Rush Launches Greater Chatham Initiative, A Historic Neighborhood Development and Economic Growth Program
CHICAGO — U.S. Representative Bobby L. Rush (D-Ill.) announced a bold new initiative today — the Greater Chatham Initiative (GCI) — geared toward the economic advancement and security of his constituents and Chicago’s underrepresented African-American communities.
The Greater Chatham Initiative is a comprehensive neighborhood business plan promoting 21st century economic growth in the predominantly African-American communities of Chatham, Auburn Gresham, Greater Grand Crossing and Avalon Park. This initiative will strive to strengthen Greater Chatham and ensure that it contributes to the prosperity of the Chicago region as a whole. “Two years ago, I asked key city stakeholders from all sectors of our community that included clergy, elected officials, business men and women, community activists and residents to voice their concerns and create solutions to halt Chicago’s violence,” Rep. Rush said. “I believe that if we create opportunity, give our youth something productive to do, whether it be after-school programs, summer activities or most importantly jobs, then we can bring an end to Chicago’s violence.”
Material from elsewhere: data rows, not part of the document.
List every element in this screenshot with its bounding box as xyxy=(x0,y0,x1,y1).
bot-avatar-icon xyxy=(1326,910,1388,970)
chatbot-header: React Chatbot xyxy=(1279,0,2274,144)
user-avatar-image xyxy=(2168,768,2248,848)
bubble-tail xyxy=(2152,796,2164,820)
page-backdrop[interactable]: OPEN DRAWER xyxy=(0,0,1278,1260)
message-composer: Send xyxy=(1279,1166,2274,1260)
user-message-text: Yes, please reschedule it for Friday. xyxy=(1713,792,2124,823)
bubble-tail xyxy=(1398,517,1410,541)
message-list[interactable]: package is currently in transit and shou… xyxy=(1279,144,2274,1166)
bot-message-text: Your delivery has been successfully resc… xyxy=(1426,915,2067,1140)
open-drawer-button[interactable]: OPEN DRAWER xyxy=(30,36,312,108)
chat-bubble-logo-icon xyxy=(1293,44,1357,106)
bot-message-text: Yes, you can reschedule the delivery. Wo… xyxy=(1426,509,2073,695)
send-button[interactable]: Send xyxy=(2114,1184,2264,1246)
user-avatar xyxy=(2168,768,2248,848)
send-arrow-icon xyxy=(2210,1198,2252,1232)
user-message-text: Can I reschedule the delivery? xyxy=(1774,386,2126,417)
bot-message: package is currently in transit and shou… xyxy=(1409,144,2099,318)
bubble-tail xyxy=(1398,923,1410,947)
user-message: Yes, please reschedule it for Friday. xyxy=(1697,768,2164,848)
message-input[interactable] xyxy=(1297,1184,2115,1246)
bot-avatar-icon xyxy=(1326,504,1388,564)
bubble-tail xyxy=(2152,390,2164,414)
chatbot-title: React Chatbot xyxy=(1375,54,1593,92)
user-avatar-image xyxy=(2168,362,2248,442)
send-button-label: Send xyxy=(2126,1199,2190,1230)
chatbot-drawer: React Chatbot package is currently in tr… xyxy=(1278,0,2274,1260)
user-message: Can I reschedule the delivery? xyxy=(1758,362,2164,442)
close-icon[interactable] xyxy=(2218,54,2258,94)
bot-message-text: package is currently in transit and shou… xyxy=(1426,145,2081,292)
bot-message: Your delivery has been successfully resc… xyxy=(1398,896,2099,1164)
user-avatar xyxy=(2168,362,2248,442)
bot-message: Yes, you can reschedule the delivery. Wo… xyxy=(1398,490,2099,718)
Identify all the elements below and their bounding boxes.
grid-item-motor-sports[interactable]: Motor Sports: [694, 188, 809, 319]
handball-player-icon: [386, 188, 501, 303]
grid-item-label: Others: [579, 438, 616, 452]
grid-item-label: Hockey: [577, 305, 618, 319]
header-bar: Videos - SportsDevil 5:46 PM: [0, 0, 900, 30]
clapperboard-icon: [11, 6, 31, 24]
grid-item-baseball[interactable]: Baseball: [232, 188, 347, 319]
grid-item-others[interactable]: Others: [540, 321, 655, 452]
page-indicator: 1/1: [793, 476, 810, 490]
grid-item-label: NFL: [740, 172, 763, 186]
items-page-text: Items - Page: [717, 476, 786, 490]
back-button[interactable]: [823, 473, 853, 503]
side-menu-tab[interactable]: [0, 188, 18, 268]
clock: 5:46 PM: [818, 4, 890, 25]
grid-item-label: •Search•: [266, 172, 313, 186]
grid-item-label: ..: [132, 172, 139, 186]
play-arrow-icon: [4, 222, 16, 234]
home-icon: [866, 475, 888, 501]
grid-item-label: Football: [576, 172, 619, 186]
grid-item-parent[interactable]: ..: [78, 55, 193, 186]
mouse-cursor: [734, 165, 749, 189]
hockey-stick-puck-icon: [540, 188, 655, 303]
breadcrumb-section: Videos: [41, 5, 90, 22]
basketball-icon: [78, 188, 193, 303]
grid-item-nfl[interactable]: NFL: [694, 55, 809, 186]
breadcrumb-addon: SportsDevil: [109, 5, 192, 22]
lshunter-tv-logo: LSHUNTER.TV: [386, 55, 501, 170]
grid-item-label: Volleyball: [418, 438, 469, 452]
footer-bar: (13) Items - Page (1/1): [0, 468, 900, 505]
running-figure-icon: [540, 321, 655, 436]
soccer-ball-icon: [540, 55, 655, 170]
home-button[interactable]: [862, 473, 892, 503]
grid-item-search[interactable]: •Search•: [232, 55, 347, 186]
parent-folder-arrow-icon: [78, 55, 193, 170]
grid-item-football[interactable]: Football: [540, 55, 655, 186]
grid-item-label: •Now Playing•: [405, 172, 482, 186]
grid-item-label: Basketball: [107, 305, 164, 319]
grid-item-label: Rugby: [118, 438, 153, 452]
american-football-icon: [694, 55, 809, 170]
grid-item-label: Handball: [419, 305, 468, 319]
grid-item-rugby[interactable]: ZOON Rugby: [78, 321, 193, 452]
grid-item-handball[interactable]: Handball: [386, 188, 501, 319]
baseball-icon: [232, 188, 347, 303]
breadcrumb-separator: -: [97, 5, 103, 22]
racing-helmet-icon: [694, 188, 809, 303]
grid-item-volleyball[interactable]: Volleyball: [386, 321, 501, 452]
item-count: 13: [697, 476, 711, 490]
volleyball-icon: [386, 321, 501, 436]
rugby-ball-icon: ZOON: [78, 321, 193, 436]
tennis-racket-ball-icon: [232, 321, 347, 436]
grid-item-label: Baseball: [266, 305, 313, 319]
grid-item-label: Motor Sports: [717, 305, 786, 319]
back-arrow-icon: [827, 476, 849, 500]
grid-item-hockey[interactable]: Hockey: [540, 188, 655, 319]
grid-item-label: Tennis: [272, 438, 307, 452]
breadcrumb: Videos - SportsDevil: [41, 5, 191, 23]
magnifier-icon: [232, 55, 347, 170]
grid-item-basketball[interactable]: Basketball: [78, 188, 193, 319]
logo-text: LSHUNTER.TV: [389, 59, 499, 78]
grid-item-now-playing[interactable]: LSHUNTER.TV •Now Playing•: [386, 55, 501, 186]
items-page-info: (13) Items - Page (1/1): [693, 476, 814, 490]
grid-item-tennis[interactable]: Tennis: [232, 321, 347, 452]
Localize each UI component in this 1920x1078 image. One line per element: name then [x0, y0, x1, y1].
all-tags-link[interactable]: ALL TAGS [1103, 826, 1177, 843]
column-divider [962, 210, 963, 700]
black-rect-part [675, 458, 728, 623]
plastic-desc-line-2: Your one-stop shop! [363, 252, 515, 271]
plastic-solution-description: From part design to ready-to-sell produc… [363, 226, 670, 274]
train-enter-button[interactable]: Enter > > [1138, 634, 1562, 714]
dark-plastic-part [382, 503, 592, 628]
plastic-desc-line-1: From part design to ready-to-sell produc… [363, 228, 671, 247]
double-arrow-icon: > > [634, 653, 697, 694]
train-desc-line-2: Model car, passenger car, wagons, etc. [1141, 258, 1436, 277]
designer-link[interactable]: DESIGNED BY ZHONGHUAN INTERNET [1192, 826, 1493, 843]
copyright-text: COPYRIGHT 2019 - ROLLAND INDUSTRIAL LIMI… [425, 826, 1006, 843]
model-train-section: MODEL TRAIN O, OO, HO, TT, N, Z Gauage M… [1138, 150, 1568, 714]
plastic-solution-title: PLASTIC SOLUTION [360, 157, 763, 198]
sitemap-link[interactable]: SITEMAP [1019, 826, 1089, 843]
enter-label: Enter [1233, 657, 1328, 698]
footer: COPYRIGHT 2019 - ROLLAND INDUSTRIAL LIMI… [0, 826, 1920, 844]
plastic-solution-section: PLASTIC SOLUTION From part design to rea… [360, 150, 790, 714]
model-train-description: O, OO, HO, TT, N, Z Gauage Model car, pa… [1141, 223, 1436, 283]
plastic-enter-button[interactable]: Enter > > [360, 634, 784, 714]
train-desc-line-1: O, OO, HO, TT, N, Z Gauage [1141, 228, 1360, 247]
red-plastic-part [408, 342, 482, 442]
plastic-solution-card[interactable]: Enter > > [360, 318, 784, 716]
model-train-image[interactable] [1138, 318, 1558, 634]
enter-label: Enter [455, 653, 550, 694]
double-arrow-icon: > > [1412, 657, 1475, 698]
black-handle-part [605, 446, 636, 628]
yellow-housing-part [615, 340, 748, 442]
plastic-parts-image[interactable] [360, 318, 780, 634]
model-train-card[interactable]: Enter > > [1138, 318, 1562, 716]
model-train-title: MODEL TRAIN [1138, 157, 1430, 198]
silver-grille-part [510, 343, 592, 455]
Added Rush: “It is clearly about investment. But for so long, there has been divestment on the South Side. Now is the time to restore our city blocks, build up businesses and invest in our community and especially in our youth.”
Historically and economically, the Greater Chatham communities have always been the home of Chicago’s African-American middle-class. Cultural icons like Mahalia Jackson and Gwendolyn Brooks have called Greater Chatham home, as have African-American businesses like Johnson Products and Seaway National Bank. But today, these communities stand on the edge of deterioration because of larger trends: declining middle-skill jobs, frozen housing markets, and changing demographics. With GCI, partners and programs will take place to invest strategically in the human capital, business development, housing, public safety, support services, and civic capacity of the area.
Local and regional stakeholders, from the community and public and private sectors, are coming together to support this initiative with the goal of strengthening these communities and promoting them as places of opportunity and choice for working- and middle-class African-American families. Over 30 programs — including the Greater Chatham Workforce Center, a targeted housing and commercial redevelopment fund, a demand-side sector-driven workforce program for underemployed adults, expanded youth summer jobs programs, and youth transportation from school to afterschool programs — are currently being developed. These partnerships and programs are established for easy adaptation and replication for surrounding communities facing similar challenges.
With participation and commitment from the stakeholders, partners, and the surrounding community, the Greater Chatham Initiative holds enormous potential. The development of a 21st century economic system in the Greater Chatham area, and the impact it may have on surrounding communities, stands as a key example of how working together for the advancement of our country can successfully improve other diminishing communities within the United States.